Home> Blog> Plot This

Plot This

ยท

This post originally appeared on the Software Carpentry website.

The most useful little guide to visualization I've ever found is the decision tree created by Andrew Abela, which you can find here. Do you want to show a comparison, a distribution, a relationship, or a composition? If it's a comparison, is it among items or over time? Each choice leads to a different kind of plot, and while you may not agree with all the choices, it makes the reasoning behind them concrete.

One day, I hope someone will turn that chart into a half-day lesson on visualization for Software Carpentry. Before then, though, I have a little visualization challenge that I think some of you might enjoy.

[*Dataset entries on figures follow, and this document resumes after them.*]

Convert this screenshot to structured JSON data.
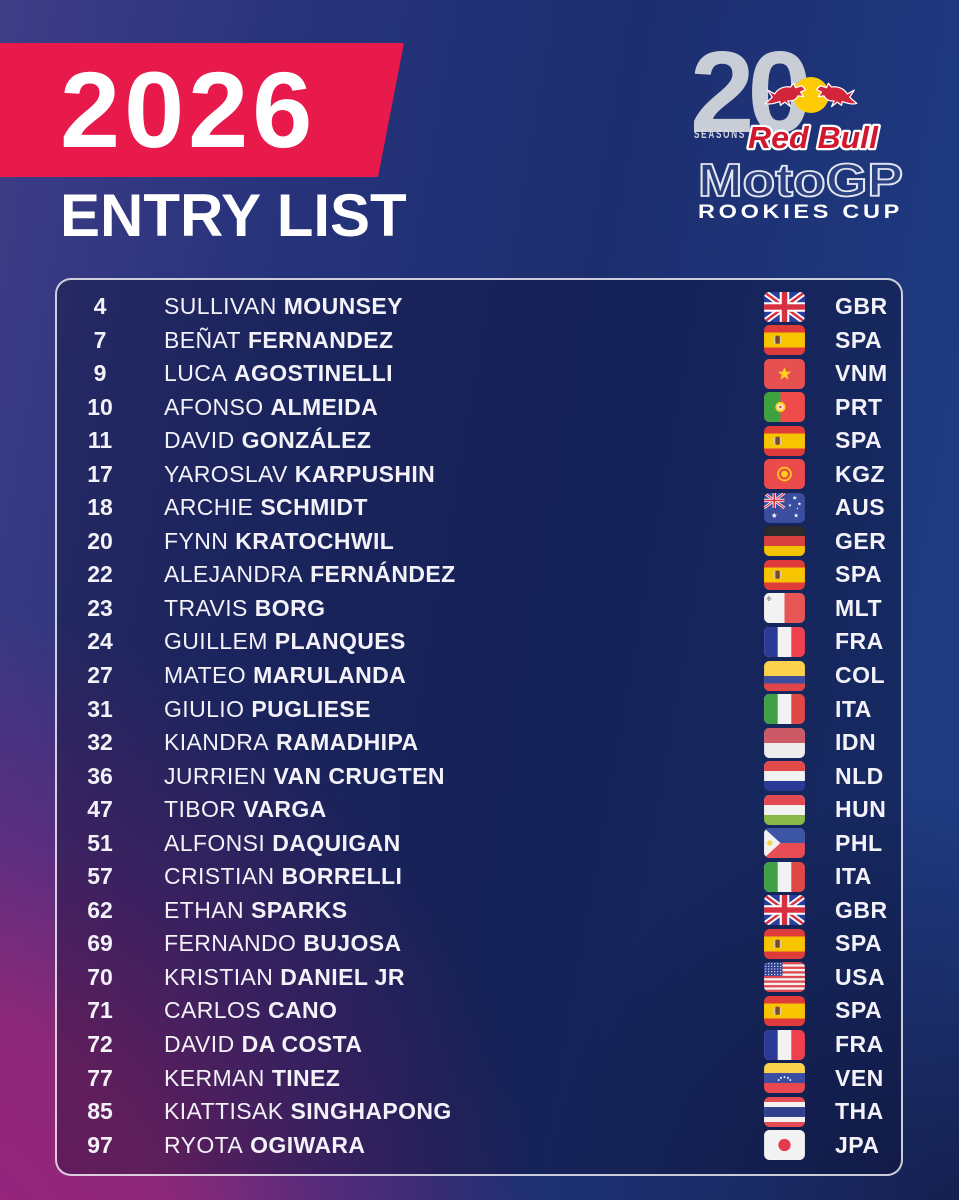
{
  "header": {
    "year": "2026",
    "title": "ENTRY LIST"
  },
  "logo": {
    "seasons_number": "20",
    "seasons_label": "SEASONS",
    "brand": "Red Bull",
    "series": "MotoGP",
    "cup": "ROOKIES CUP"
  },
  "colors": {
    "banner_red": "#e8194b",
    "bg_blue_top_right": "#1f3e86",
    "bg_indigo_top_left": "#3f3d87",
    "bg_magenta_bottom_left": "#8e2878",
    "panel_border": "#ffffff",
    "redbull_red": "#d2243a",
    "sun_yellow": "#ffcb05",
    "seasons_gray": "#c9cdd6",
    "row_text": "#f4f2f9"
  },
  "entries": [
    {
      "number": "4",
      "first_name": "SULLIVAN",
      "last_name": "MOUNSEY",
      "country_code": "GBR",
      "flag": "gbr"
    },
    {
      "number": "7",
      "first_name": "BEÑAT",
      "last_name": "FERNANDEZ",
      "country_code": "SPA",
      "flag": "spa"
    },
    {
      "number": "9",
      "first_name": "LUCA",
      "last_name": "AGOSTINELLI",
      "country_code": "VNM",
      "flag": "vnm"
    },
    {
      "number": "10",
      "first_name": "AFONSO",
      "last_name": "ALMEIDA",
      "country_code": "PRT",
      "flag": "prt"
    },
    {
      "number": "11",
      "first_name": "DAVID",
      "last_name": "GONZÁLEZ",
      "country_code": "SPA",
      "flag": "spa"
    },
    {
      "number": "17",
      "first_name": "YAROSLAV",
      "last_name": "KARPUSHIN",
      "country_code": "KGZ",
      "flag": "kgz"
    },
    {
      "number": "18",
      "first_name": "ARCHIE",
      "last_name": "SCHMIDT",
      "country_code": "AUS",
      "flag": "aus"
    },
    {
      "number": "20",
      "first_name": "FYNN",
      "last_name": "KRATOCHWIL",
      "country_code": "GER",
      "flag": "ger"
    },
    {
      "number": "22",
      "first_name": "ALEJANDRA",
      "last_name": "FERNÁNDEZ",
      "country_code": "SPA",
      "flag": "spa"
    },
    {
      "number": "23",
      "first_name": "TRAVIS",
      "last_name": "BORG",
      "country_code": "MLT",
      "flag": "mlt"
    },
    {
      "number": "24",
      "first_name": "GUILLEM",
      "last_name": "PLANQUES",
      "country_code": "FRA",
      "flag": "fra"
    },
    {
      "number": "27",
      "first_name": "MATEO",
      "last_name": "MARULANDA",
      "country_code": "COL",
      "flag": "col"
    },
    {
      "number": "31",
      "first_name": "GIULIO",
      "last_name": "PUGLIESE",
      "country_code": "ITA",
      "flag": "ita"
    },
    {
      "number": "32",
      "first_name": "KIANDRA",
      "last_name": "RAMADHIPA",
      "country_code": "IDN",
      "flag": "idn"
    },
    {
      "number": "36",
      "first_name": "JURRIEN",
      "last_name": "VAN CRUGTEN",
      "country_code": "NLD",
      "flag": "nld"
    },
    {
      "number": "47",
      "first_name": "TIBOR",
      "last_name": "VARGA",
      "country_code": "HUN",
      "flag": "hun"
    },
    {
      "number": "51",
      "first_name": "ALFONSI",
      "last_name": "DAQUIGAN",
      "country_code": "PHL",
      "flag": "phl"
    },
    {
      "number": "57",
      "first_name": "CRISTIAN",
      "last_name": "BORRELLI",
      "country_code": "ITA",
      "flag": "ita"
    },
    {
      "number": "62",
      "first_name": "ETHAN",
      "last_name": "SPARKS",
      "country_code": "GBR",
      "flag": "gbr"
    },
    {
      "number": "69",
      "first_name": "FERNANDO",
      "last_name": "BUJOSA",
      "country_code": "SPA",
      "flag": "spa"
    },
    {
      "number": "70",
      "first_name": "KRISTIAN",
      "last_name": "DANIEL JR",
      "country_code": "USA",
      "flag": "usa"
    },
    {
      "number": "71",
      "first_name": "CARLOS",
      "last_name": "CANO",
      "country_code": "SPA",
      "flag": "spa"
    },
    {
      "number": "72",
      "first_name": "DAVID",
      "last_name": "DA COSTA",
      "country_code": "FRA",
      "flag": "fra"
    },
    {
      "number": "77",
      "first_name": "KERMAN",
      "last_name": "TINEZ",
      "country_code": "VEN",
      "flag": "ven"
    },
    {
      "number": "85",
      "first_name": "KIATTISAK",
      "last_name": "SINGHAPONG",
      "country_code": "THA",
      "flag": "tha"
    },
    {
      "number": "97",
      "first_name": "RYOTA",
      "last_name": "OGIWARA",
      "country_code": "JPA",
      "flag": "jpa"
    }
  ]
}
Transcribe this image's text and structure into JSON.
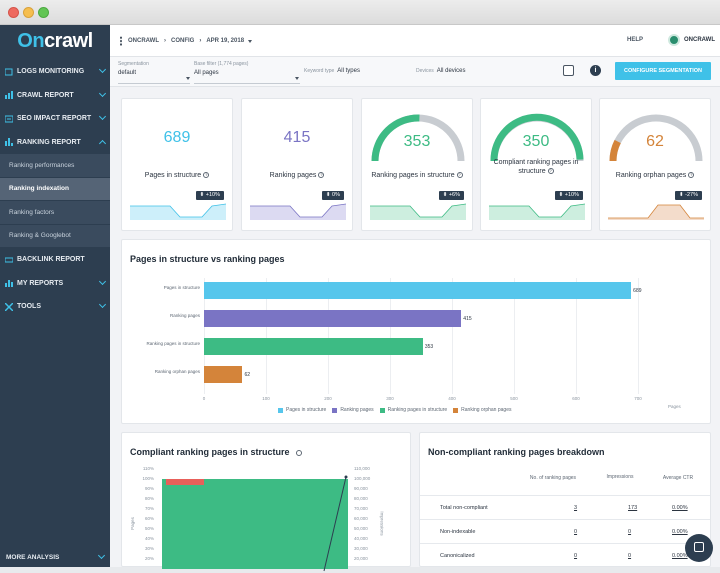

This small data set shows population, number of workshop attendees, and number of instructors by country:

Country,       Population,  Attendees,  Instructors
Australia,       23737000,        592,           11
Brazil,         203850000,        116,            1
Canada,          35675000,       1215,           46
China,         1368090000,         24,            1
Cyprus,            858000,         25,            0
Denmark,          5655000,         20,            1
France,          66092000,         72,            4
Germany,         80767000,        183,            6
Ghana,           27043000,         24,            0
India,         1266580000,          0,            1
Ireland,          4609000,          0,            1
Israel,           8296000,          0,            1
Italy,           60782000,         81,            1
Japan,          127020000,          0,            1
Jordan,           6688000,         34,            0
Lebanon,          4104000,         25,            0
Netherlands,     16888000,         39,            0
New Zealand,      4560000,         19,            1
Norway,           5156000,         90,            2
Poland,          38496000,         60,            5
Saudi Arabia,    31521000,         20,            0
Singapore,        5469000,          0,            1
South Africa,    54002000,         90,            2
Spain,           46464000,          0,            2
Sweden,           9743000,         54,            3
Switzerland,      8211000,         63,            0
Thailand,        64871000,          0,            1
United Kingdom,  64105000,       1231,           48
United States,  320354000,       5253,          166

I'd like a scatter plot comparing workshop attendees per capita to instructors per capita. This little Python program does that:

import sys
import csv
import numpy as np
from matplotlib import pyplot as plt

countries = []
populations = []
attendees = []
instructors = []
with open(sys.argv[1], 'r') as raw:
    cooked = csv.reader(raw)
    for (c, p, a, i) in cooked:
        countries.append(c)
        populations.append(float(p))
        attendees.append(float(a))
        instructors.append(float(i))

populations = np.array(populations) / 1e6
attendees = np.array(attendees) / populations
instructors = np.array(instructors) / populations

plt.scatter(attendees, instructors)
plt.xlabel('Attendees per million pop')
plt.ylabel('Instructors per million pop')

for (label, x, y) in zip(countries, attendees, instructors):
    plt.annotate(label, xy = (x, y))

plt.show()

(You can download the data and program here and here, and yes, the CSV has all those extra spaces taken out.) The plot produced by this program is:

Comparing Workshop Attendees and Instructors per Capita by Country

It's not particularly useful (which is Canadian for "it's awful"): labels overlap, values crowd near the origin, and so on. My challenge to readers is to create something better. More specifically, add a comment to this post with your code (in any language) and a link to the picture it produces, and explain briefly why you think it's better. And while you're thinking about how to do that, have a look at Ned Gulley's In Praise of Tweaking — if there's a way to do for visualization what his programming contest does for performance, I'd like to give it a try.